Niestety włoski system opieki zdrowotnej nie jest gotowy do zarządzania koronawirusem. Co można zrobić, aby poprawić?

"Niestety włoska opieka zdrowotna ulegała ciągłemu wyczerpywaniu w ostatnich dziesięcioleciach, a także w ostatnich latach. W przypadku rządu Conte tendencja ta zaczęła się odwracać, ale przed nadejściem tej nadzwyczajnej sytuacji nie była jeszcze w stanie rozwinąć swoich skutków. W świetle tego, co się dzieje, stajemy przed koniecznością inwestowania coraz więcej w zdrowie publiczne: personel medyczny, obiekty, materiały, technologie i badania. Co więcej, uważam, że przynajmniej częściowo sektor musi zostać ponownie przemyślany w celu przezwyciężenia zarządzania regionalnego, co spowodowało widoczne różnice w podejściu. Ale gubernatorzy regionów, w których służba zdrowia udzieliła dobrej odpowiedzi, nie muszą się martwić, nikt nie chce ich kwestionować, ale z pewnością pojawiły się bardziej skuteczne modele niż inne i dlatego uważam, że należy je traktować jako przykład".

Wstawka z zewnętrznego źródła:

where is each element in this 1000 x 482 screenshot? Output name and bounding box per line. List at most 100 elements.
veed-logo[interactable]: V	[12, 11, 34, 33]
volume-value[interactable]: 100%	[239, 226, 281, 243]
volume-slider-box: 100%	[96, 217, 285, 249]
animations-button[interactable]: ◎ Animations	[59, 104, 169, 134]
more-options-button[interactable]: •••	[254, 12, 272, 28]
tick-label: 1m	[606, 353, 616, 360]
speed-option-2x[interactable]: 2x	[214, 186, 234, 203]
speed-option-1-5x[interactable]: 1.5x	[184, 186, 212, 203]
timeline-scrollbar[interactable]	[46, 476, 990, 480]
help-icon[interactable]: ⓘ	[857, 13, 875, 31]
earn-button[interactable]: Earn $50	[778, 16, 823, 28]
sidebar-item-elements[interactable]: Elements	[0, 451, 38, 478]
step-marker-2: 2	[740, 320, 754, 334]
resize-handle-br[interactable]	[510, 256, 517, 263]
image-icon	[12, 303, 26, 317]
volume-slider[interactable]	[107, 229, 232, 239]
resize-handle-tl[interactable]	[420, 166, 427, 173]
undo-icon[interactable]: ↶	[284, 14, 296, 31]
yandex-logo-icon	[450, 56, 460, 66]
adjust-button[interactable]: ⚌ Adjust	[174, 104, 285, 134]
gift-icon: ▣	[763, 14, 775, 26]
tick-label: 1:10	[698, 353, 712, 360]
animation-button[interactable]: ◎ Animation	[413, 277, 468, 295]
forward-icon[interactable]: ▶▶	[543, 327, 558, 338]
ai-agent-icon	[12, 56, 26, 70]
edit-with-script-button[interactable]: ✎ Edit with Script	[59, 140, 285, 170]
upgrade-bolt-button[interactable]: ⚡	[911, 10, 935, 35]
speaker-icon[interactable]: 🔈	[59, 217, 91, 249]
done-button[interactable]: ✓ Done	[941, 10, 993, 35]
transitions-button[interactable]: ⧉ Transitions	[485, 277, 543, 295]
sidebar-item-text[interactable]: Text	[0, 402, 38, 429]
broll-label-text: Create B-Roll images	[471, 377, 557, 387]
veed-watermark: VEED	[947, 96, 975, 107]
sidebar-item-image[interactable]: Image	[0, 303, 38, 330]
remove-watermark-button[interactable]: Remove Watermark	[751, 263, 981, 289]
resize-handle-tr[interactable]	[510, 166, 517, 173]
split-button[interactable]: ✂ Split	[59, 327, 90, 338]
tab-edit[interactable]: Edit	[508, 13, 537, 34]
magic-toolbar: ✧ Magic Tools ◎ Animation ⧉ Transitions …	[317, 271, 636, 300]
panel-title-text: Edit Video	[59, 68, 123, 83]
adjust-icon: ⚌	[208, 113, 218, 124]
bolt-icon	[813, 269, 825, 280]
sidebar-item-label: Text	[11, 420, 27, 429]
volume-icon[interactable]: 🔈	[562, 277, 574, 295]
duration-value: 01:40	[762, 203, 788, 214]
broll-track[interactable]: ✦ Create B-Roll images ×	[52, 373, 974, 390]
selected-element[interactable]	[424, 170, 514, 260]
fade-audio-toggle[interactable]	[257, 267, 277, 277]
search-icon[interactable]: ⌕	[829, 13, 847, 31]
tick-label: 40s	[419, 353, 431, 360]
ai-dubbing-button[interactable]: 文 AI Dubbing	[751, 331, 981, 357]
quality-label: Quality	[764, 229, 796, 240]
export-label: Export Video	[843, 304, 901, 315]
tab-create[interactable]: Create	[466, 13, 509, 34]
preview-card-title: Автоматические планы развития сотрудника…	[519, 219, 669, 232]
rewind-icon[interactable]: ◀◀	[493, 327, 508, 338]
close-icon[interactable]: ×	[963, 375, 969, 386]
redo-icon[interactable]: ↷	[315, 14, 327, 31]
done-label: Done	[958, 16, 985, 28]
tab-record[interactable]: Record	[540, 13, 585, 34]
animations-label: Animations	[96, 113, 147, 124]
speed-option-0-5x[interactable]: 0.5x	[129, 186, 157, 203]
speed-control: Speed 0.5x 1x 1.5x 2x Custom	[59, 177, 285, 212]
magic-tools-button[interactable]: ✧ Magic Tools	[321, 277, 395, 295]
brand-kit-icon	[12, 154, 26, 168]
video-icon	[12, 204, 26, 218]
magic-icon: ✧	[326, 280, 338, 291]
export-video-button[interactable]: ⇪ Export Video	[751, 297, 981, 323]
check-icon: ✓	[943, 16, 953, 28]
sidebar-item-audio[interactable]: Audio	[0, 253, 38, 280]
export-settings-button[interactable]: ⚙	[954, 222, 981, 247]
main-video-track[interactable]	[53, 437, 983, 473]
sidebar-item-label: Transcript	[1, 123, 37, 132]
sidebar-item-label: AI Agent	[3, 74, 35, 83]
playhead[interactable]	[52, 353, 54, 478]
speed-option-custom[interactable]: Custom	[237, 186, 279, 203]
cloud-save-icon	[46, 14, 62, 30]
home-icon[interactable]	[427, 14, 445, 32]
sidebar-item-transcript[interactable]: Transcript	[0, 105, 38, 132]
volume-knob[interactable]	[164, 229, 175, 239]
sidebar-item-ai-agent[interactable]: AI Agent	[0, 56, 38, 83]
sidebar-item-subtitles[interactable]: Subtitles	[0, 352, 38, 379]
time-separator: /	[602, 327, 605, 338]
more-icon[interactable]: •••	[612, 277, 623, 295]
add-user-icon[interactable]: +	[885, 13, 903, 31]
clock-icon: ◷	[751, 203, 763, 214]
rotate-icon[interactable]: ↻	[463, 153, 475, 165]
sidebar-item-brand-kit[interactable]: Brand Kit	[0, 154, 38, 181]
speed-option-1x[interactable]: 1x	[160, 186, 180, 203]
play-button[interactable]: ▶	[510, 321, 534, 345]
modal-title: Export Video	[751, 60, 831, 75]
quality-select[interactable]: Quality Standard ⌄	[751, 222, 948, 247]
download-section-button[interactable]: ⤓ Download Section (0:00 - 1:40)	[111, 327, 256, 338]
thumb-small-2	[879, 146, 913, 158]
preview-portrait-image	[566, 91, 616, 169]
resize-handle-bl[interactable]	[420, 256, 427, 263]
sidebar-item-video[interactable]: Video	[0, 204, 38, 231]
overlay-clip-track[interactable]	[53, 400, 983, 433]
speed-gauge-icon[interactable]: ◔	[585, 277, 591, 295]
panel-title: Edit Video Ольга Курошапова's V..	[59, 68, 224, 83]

Technologia odgrywa dziś podstawową rolę. Wydaje się, że jedyną pozytywną reakcją generowaną przez wirusa jest niezbędna cyfrowa transformacja Włoch. Co o tym sądzisz?

"Że Ruch 5 Gwiazd od samego początku wierzył w potrzebę inwestowania w technologię. Cyfryzacji Włoch nie można już dłużej odkładać, luka, którą nosimy od zbyt wielu lat, musi zostać wypełniona, a kiedy w końcu wrócimy do normalności, musi to stać się jednym z fundamentalnych strategicznych atutów ożywienia naszego kraju. Nie możemy sobie pozwolić na powrót, aby nie uczyć się z tej historii.

Najbardziej martwi mnie na przykład to, że po tej historii ktoś może pomyśleć o zarchiwizowaniu kroków naprzód poczynionych podczas sytuacji awaryjnej, powrocie do starych modeli. Mam na myśli na przykład szkołę z nauczaniem na odległość: nie można jej archiwizować bez myślenia o jej stabilnej integracji w kontekście tradycyjnego nauczania lub nawet jako punkt wyjścia do przemyślenia całego modelu nauczania, tak aby był elastyczny i dostosowywał się nawet do sytuacji awaryjnych. jako aktualne. Dziś zaangażowany jest cały kraj, ale w przeszłości znaleźliśmy się w podobnych sytuacjach, ale ograniczonych terytorialnie, jak w przypadku trzęsień ziemi lub innych klęsk żywiołowych. To samo dotyczy administracji publicznej".